Indeed, with its foam parties and “ladies nights” where women get in free, it’s not a surprise that Disneyland Paris have been thinking about dropping the venue for a while. And did you notice it’s a little dated? Would the cost of improving the nightclub, updating the staircase entrance (which has become rather tacky with subsequent additions, long after Frank Gehry left), really be worthwhile? Probably not, which brings the second element of the “repositioning”…

Stating the obvious, a nightclub like Hurricanes is useless during the day. Here we have a substantial, prime space right in the middle of Disney Village just lying empty for most of the day up until 8pm, when a café or restaurant could have tills ringing (for much greater amounts) right through from morning. Though we still mourn Buffalo Trading Co, just look how much better utilised that space is as a Starbucks café.

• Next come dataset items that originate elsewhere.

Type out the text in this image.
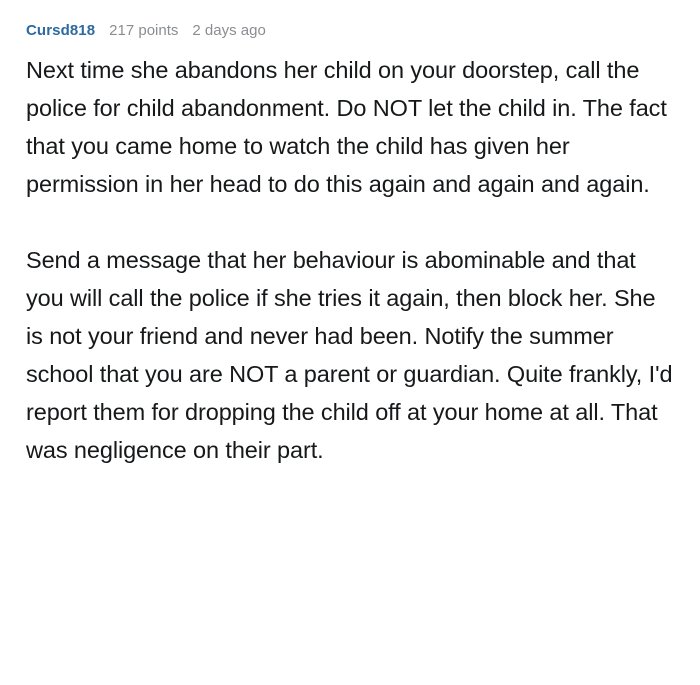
Cursd818 217 points 2 days ago

Next time she abandons her child on your doorstep, call the police for child abandonment. Do NOT let the child in. The fact that you came home to watch the child has given her permission in her head to do this again and again and again.

Send a message that her behaviour is abominable and that you will call the police if she tries it again, then block her. She is not your friend and never had been. Notify the summer school that you are NOT a parent or guardian. Quite frankly, I'd report them for dropping the child off at your home at all. That was negligence on their part.
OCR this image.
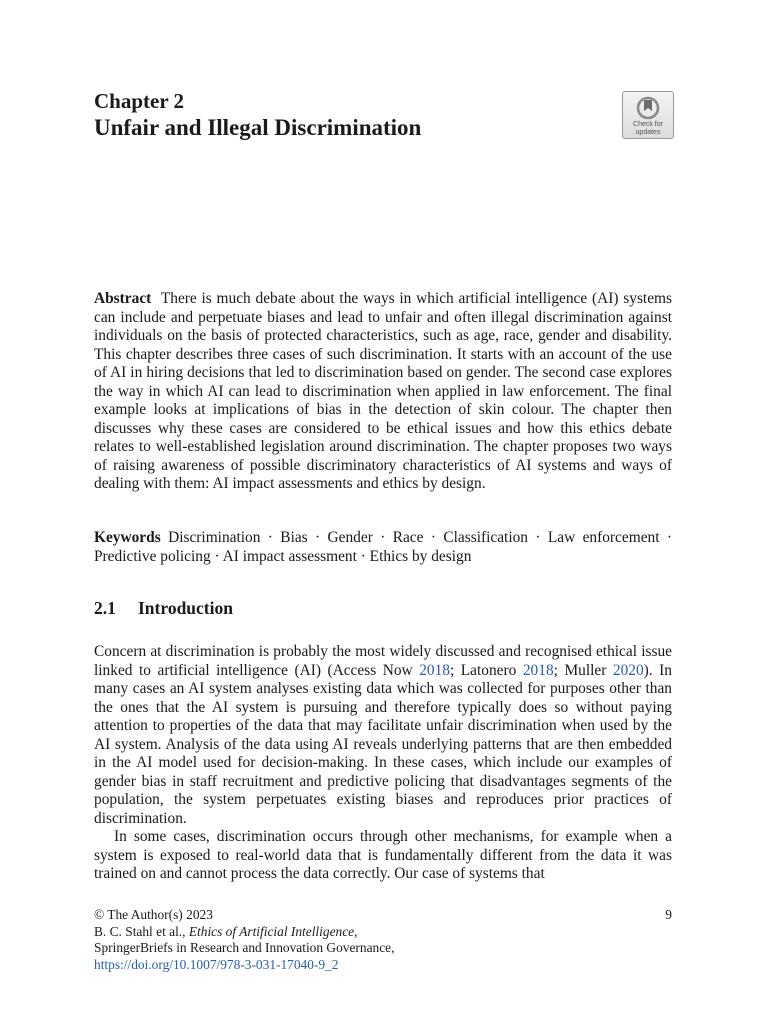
Chapter 2
Unfair and Illegal Discrimination	Check for
updates
Abstract There is much debate about the ways in which artificial intelligence (AI) systems can include and perpetuate biases and lead to unfair and often illegal discrimination against individuals on the basis of protected characteristics, such as age, race, gender and disability. This chapter describes three cases of such discrimination. It starts with an account of the use of AI in hiring decisions that led to discrimination based on gender. The second case explores the way in which AI can lead to discrimination when applied in law enforcement. The final example looks at implications of bias in the detection of skin colour. The chapter then discusses why these cases are considered to be ethical issues and how this ethics debate relates to well-established legislation around discrimination. The chapter proposes two ways of raising awareness of possible discriminatory characteristics of AI systems and ways of dealing with them: AI impact assessments and ethics by design.
Keywords Discrimination · Bias · Gender · Race · Classification · Law enforcement · Predictive policing · AI impact assessment · Ethics by design
2.1 Introduction

Concern at discrimination is probably the most widely discussed and recognised ethical issue linked to artificial intelligence (AI) (Access Now 2018; Latonero 2018; Muller 2020). In many cases an AI system analyses existing data which was collected for purposes other than the ones that the AI system is pursuing and therefore typically does so without paying attention to properties of the data that may facilitate unfair discrimination when used by the AI system. Analysis of the data using AI reveals underlying patterns that are then embedded in the AI model used for decision-making. In these cases, which include our examples of gender bias in staff recruitment and predictive policing that disadvantages segments of the population, the system perpetuates existing biases and reproduces prior practices of discrimination.

In some cases, discrimination occurs through other mechanisms, for example when a system is exposed to real-world data that is fundamentally different from the data it was trained on and cannot process the data correctly. Our case of systems that

© The Author(s) 2023
B. C. Stahl et al., Ethics of Artificial Intelligence,
SpringerBriefs in Research and Innovation Governance,
https://doi.org/10.1007/978-3-031-17040-9_2
9
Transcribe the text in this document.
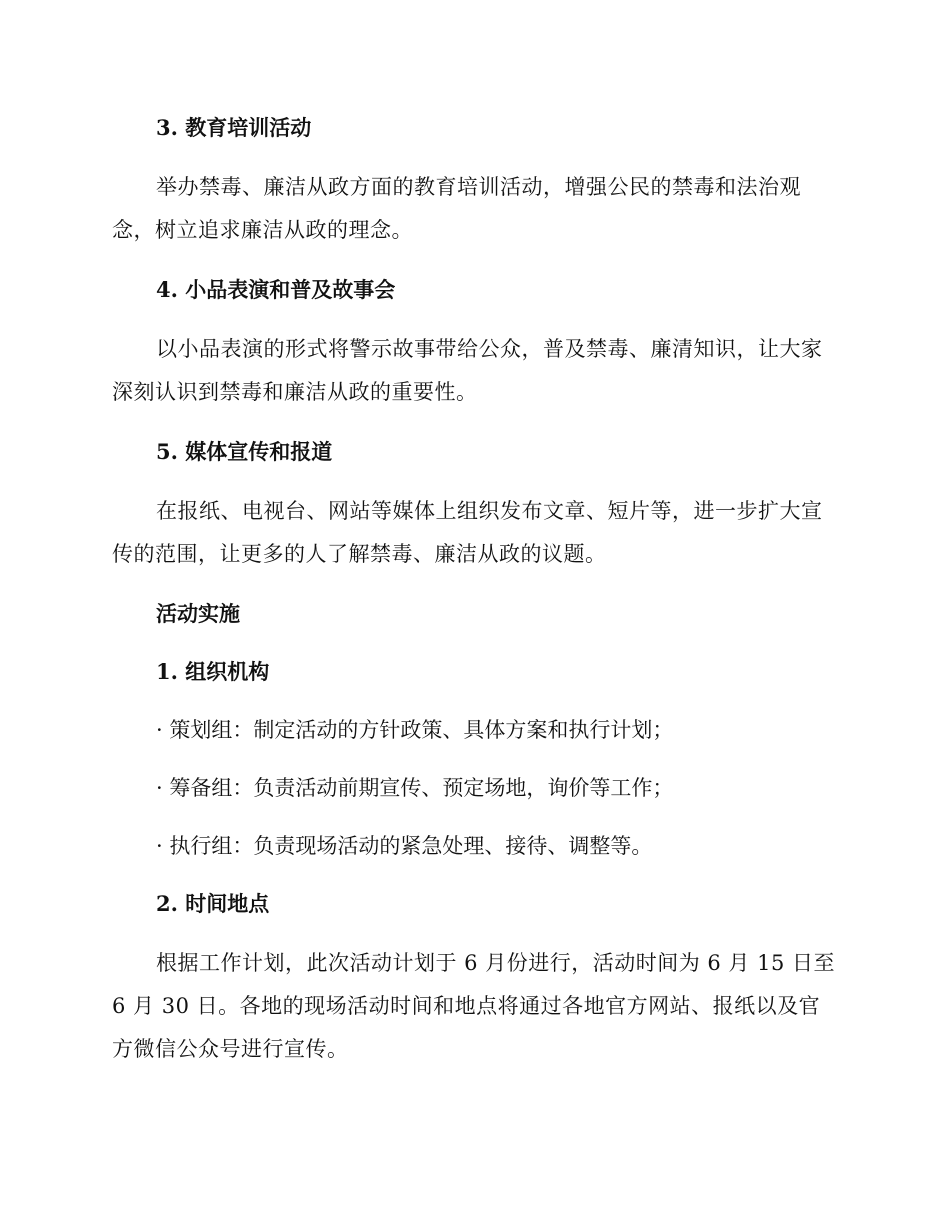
3. 教育培训活动

举办禁毒、廉洁从政方面的教育培训活动，增强公民的禁毒和法治观念，树立追求廉洁从政的理念。

4. 小品表演和普及故事会

以小品表演的形式将警示故事带给公众，普及禁毒、廉清知识，让大家深刻认识到禁毒和廉洁从政的重要性。

5. 媒体宣传和报道

在报纸、电视台、网站等媒体上组织发布文章、短片等，进一步扩大宣传的范围，让更多的人了解禁毒、廉洁从政的议题。

活动实施

1. 组织机构

· 策划组：制定活动的方针政策、具体方案和执行计划；

· 筹备组：负责活动前期宣传、预定场地，询价等工作；

· 执行组：负责现场活动的紧急处理、接待、调整等。

2. 时间地点

根据工作计划，此次活动计划于 6 月份进行，活动时间为 6 月 15 日至 6 月 30 日。各地的现场活动时间和地点将通过各地官方网站、报纸以及官方微信公众号进行宣传。
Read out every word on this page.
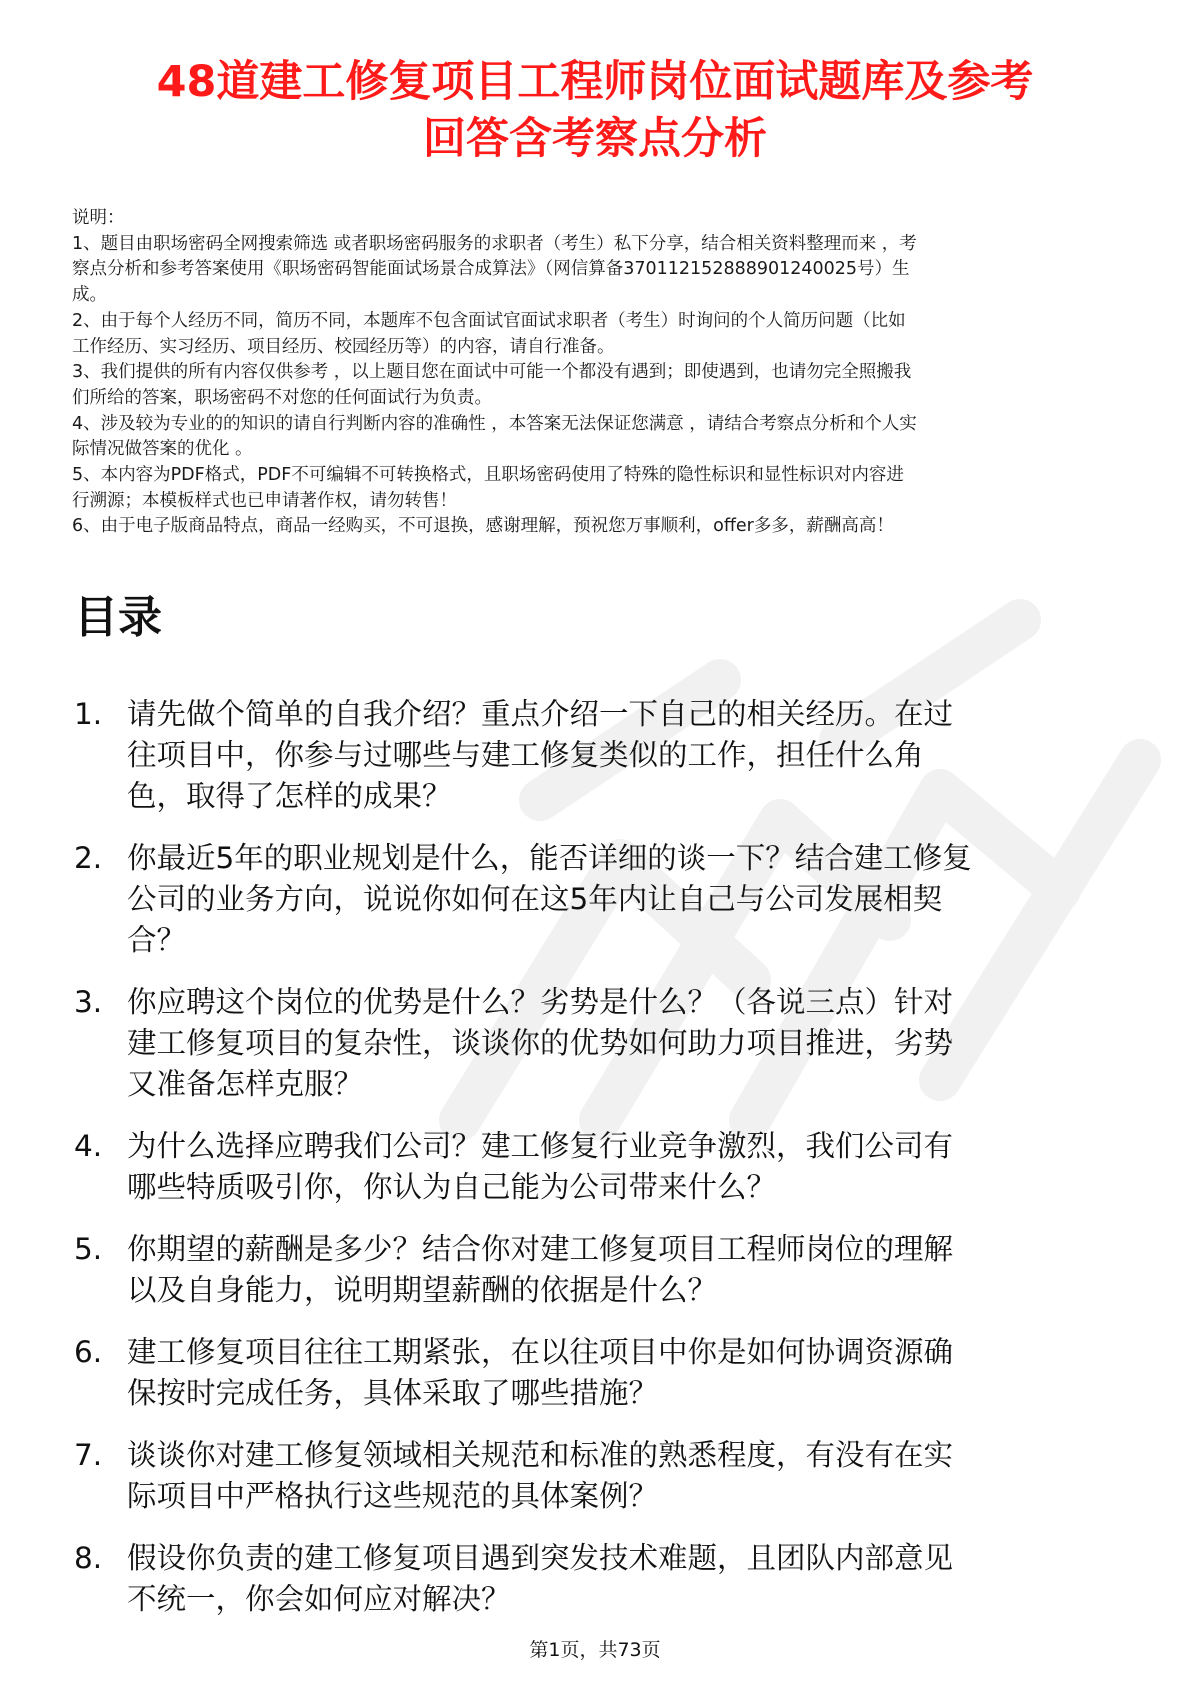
48道建工修复项目工程师岗位面试题库及参考
回答含考察点分析
说明：
1、题目由职场密码全网搜索筛选 或者职场密码服务的求职者（考生）私下分享，结合相关资料整理而来 ，考
察点分析和参考答案使用《职场密码智能面试场景合成算法》（网信算备370112152888901240025号）生
成。
2、由于每个人经历不同，简历不同，本题库不包含面试官面试求职者（考生）时询问的个人简历问题（比如
工作经历、实习经历、项目经历、校园经历等）的内容，请自行准备。
3、我们提供的所有内容仅供参考 ，以上题目您在面试中可能一个都没有遇到；即使遇到，也请勿完全照搬我
们所给的答案，职场密码不对您的任何面试行为负责。
4、涉及较为专业的的知识的请自行判断内容的准确性 ，本答案无法保证您满意 ，请结合考察点分析和个人实
际情况做答案的优化 。
5、本内容为PDF格式，PDF不可编辑不可转换格式，且职场密码使用了特殊的隐性标识和显性标识对内容进
行溯源；本模板样式也已申请著作权，请勿转售！
6、由于电子版商品特点，商品一经购买，不可退换，感谢理解，预祝您万事顺利，offer多多，薪酬高高！
目录
1. 请先做个简单的自我介绍？重点介绍一下自己的相关经历。在过
往项目中，你参与过哪些与建工修复类似的工作，担任什么角
色，取得了怎样的成果？
2. 你最近5年的职业规划是什么，能否详细的谈一下？结合建工修复
公司的业务方向，说说你如何在这5年内让自己与公司发展相契
合？
3. 你应聘这个岗位的优势是什么？劣势是什么？（各说三点）针对
建工修复项目的复杂性，谈谈你的优势如何助力项目推进，劣势
又准备怎样克服？
4. 为什么选择应聘我们公司？建工修复行业竞争激烈，我们公司有
哪些特质吸引你，你认为自己能为公司带来什么？
5. 你期望的薪酬是多少？结合你对建工修复项目工程师岗位的理解
以及自身能力，说明期望薪酬的依据是什么？
6. 建工修复项目往往工期紧张，在以往项目中你是如何协调资源确
保按时完成任务，具体采取了哪些措施？
7. 谈谈你对建工修复领域相关规范和标准的熟悉程度，有没有在实
际项目中严格执行这些规范的具体案例？
8. 假设你负责的建工修复项目遇到突发技术难题，且团队内部意见
不统一，你会如何应对解决？
第1页，共73页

Whilst those plans for the Convention Centre and Disney Village extension are still many years from coming to anything, it’s bad business sense to leave this space as a faded nightclub.

Hurricanes Nightclub

What could be pushing Hurricanes out? No replacement has been announced…

However, the first floor location naturally points to a bar, café or restaurant, something which unlike a shop doesn’t rely on heavy footfall. Recent rumours that Groupe Flo, the group which operates almost all of the Disney Village restaurants, is interested in another venue could well ring true. The resort has experimented with promoting an Italian menu at Hotel New York’s Manhattan Restaurant in recent years, so could this space go from the Caribbean to Italy to permanently offer this much-requested cuisine in the Village itself?

Then there’s that possibility we picked up less than a year ago — the Jules Verne-themed pub/restaurant. Check it out — the hot air balloons in the roofspace, the blue sky walls and vintage lanterns. It’d seem right at home in the elevated position of Hurricanes, with its circular observation room. If they opened up some of the nightclub’s boxy walls with large windows, you’d have a superb view out to the “real” PanoraMagique balloon and the lake.

Intriguingly, the original article (which was a brief interview with the owner of the original pub in Nantes) mentioned that they’d been offered a floorspace of 500m2. Do some flimsy measuring in Google Earth, and that’s exactly what Hurricanes has to offer.

Hurricanes Nightclub

It’s not just the spirit and idea of Hurricanes which seems out of sync with the rest of the Village: The blank white exterior is one of the few remaining Frank Gehry boxes, which worked with the 1992 “party district” ideas but were ultimately diluted with later add-ons, certainly never looking all that pleasant on any but the sunniest of days. We mentioned with the Earl of Sandwich concepts that that new restaurant offered the opportunity to hide this exterior behind it, but even so this big white box will still be clearly visible. A change of tenant would surely fix this final piece.

As Disney Village has come blinking into the daytime, gaining its eco-clad Starbucks, planters and trees, time has finally caught up with Hurricanes. Finish up your Caribbean cocktail, put those Key Largo dreams to sleep. The storm is almost over.

Images: Photos Magiques; DLRP Today.